REPUBLIKA.CO.ID, JAKARTA -- Otoritas Jasa Keuangan (OJK) menilai perbankan lebih berhati-hati dalam melakukan ekspansi kredit. Hal tersebut membuat pertumbuhan kredit hingga Agustus 2014 tercatat melambat.
Berdasarkan data OJK, pertumbuhan kredit hingga Agustus 2014 hanya sebesar 5,91 persen ytd menjadi Rp 3.634,1 triliun. Padahal secara musiman pertumbuhan kredit ytd pada triwulan III mencapai 8-9 persen.
Deputi Komisioner Pengawasan Bank 3 OJK Irwan Lubis mengatakan, perlambatan pertumbuhan kredit disebabkan bank yang lebih hati-hati dalam melakukan ekspansi. "Ada beberapa faktor yang diperhitungkan seprti fundamental ekonomi, belanja pemerintah, dan rencana kenaikan BBM," ujar Irwan, Kamis (16/10). Sentimen pasar seperti kondisi politik juga mempengaruhi perilaku bank dalam menyalurkan kredit.
Selain itu, debitur juga banyak yang belum menarik kreditnya. "Sudah dikasih plafon. Malah beberapa debitur menahan. Tidak melakukan penarikan," ujarnya. Hal itu disebabkan nasabah yang masih melihat kondisi ekonomi.
Irwan juga memprediksikan banyak perbankan yang target kredit dalam Rencana Bisnis Bank (RBB) tidak tercapai. Padahal bank telah melakukan revisi pertumbuhan kredit dalam RBB tersebut.

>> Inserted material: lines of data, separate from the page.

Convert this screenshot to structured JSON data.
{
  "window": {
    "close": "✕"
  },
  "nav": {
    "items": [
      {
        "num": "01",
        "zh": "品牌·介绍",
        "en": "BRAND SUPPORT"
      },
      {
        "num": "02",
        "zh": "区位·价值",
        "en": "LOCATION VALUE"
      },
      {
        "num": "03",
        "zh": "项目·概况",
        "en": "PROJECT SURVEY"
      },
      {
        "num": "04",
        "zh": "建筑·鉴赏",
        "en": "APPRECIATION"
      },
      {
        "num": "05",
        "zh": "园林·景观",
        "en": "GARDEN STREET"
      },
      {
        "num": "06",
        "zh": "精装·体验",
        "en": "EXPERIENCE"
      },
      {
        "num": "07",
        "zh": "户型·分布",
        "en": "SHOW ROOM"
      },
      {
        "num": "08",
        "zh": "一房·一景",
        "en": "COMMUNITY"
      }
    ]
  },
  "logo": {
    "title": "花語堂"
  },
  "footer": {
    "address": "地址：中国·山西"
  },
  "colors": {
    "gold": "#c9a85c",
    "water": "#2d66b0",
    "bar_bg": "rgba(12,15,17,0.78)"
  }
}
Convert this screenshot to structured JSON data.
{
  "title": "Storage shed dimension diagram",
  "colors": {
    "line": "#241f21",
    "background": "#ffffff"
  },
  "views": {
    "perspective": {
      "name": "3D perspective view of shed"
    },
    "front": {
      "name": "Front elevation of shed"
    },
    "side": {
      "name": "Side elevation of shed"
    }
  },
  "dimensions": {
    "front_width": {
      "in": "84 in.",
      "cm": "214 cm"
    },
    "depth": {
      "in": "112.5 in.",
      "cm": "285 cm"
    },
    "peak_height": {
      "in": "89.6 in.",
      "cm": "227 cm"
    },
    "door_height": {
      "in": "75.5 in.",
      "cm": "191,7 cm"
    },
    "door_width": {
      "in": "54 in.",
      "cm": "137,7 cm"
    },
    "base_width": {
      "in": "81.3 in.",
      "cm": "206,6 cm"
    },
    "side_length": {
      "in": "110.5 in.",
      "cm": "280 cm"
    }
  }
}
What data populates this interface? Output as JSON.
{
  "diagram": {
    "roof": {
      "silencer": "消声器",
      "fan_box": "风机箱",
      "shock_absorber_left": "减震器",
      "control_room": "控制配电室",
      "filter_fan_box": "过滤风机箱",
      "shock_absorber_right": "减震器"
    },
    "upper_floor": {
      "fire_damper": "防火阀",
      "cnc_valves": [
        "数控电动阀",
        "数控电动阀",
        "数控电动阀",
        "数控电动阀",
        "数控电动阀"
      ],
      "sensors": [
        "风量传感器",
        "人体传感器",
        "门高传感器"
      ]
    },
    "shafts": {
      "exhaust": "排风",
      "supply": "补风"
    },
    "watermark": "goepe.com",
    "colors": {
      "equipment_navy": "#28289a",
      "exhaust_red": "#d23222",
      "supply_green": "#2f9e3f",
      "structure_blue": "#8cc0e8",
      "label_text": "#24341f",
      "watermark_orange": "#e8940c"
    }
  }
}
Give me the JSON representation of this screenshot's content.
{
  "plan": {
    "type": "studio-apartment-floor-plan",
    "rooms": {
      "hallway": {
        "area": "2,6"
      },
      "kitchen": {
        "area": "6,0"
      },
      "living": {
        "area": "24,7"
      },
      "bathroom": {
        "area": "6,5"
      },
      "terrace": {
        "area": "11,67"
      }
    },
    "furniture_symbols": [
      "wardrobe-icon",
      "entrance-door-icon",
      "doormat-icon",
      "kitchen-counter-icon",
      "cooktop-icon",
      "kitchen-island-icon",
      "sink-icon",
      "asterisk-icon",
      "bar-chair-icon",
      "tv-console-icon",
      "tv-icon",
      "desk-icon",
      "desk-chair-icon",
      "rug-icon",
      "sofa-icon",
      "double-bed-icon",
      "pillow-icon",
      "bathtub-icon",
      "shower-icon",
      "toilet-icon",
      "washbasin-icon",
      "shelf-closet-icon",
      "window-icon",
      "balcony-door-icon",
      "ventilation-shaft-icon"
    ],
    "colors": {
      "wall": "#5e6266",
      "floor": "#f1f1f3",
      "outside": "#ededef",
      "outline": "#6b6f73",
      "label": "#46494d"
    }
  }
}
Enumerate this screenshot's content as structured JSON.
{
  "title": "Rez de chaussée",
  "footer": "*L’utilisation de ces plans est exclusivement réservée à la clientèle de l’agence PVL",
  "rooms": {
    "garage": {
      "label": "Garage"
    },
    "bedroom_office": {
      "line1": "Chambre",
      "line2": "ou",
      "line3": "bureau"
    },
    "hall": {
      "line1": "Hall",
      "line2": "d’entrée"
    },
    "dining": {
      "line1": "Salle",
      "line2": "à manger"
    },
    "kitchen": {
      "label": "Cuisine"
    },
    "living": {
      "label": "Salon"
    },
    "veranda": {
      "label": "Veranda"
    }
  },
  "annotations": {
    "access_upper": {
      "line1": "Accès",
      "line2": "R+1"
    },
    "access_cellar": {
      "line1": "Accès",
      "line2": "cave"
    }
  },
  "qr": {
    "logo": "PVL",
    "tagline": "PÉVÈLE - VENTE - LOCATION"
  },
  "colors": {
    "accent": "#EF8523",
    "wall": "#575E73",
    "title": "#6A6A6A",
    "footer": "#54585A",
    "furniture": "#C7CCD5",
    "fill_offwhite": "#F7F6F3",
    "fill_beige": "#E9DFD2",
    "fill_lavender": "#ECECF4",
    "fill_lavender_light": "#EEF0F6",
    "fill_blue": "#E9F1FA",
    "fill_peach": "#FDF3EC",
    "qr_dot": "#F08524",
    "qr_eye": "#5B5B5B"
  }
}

Melesetnya pencapaian dari target diprediksikan terjadi pada bank BUKU 3 dan 4.
Kendati demikian, OJK optimistis intermediasi masih berjalan. Alat likuid bank masih tercatat baik. Hingga Agustus, aset likuid terhadap DPK tercatat 17,53 persen. Rasio LDR pun tercatat membaik menjadi 90,63 persen dari 92,19 persen pada Juli. Perbaikan likuiditas disebabkan adanya belanja fiskal dari pemerintah. OJK berharap Pemerintah baru memberikan stabilitas sehingga memberikan ruang bagi bank untuk bergerak lebih cepat.
Survei Perbankan Bank Indonesia (BI) menunjukan pertumbuhan kredit baru pada triwulan III-2014 mengalami perlambatan. Perlambatan pertumbuhan permintaan kredit baru terjadi pada semua jenis sektor, yakni kredit konsumsi, kredit investasi dan kredit modal kerja.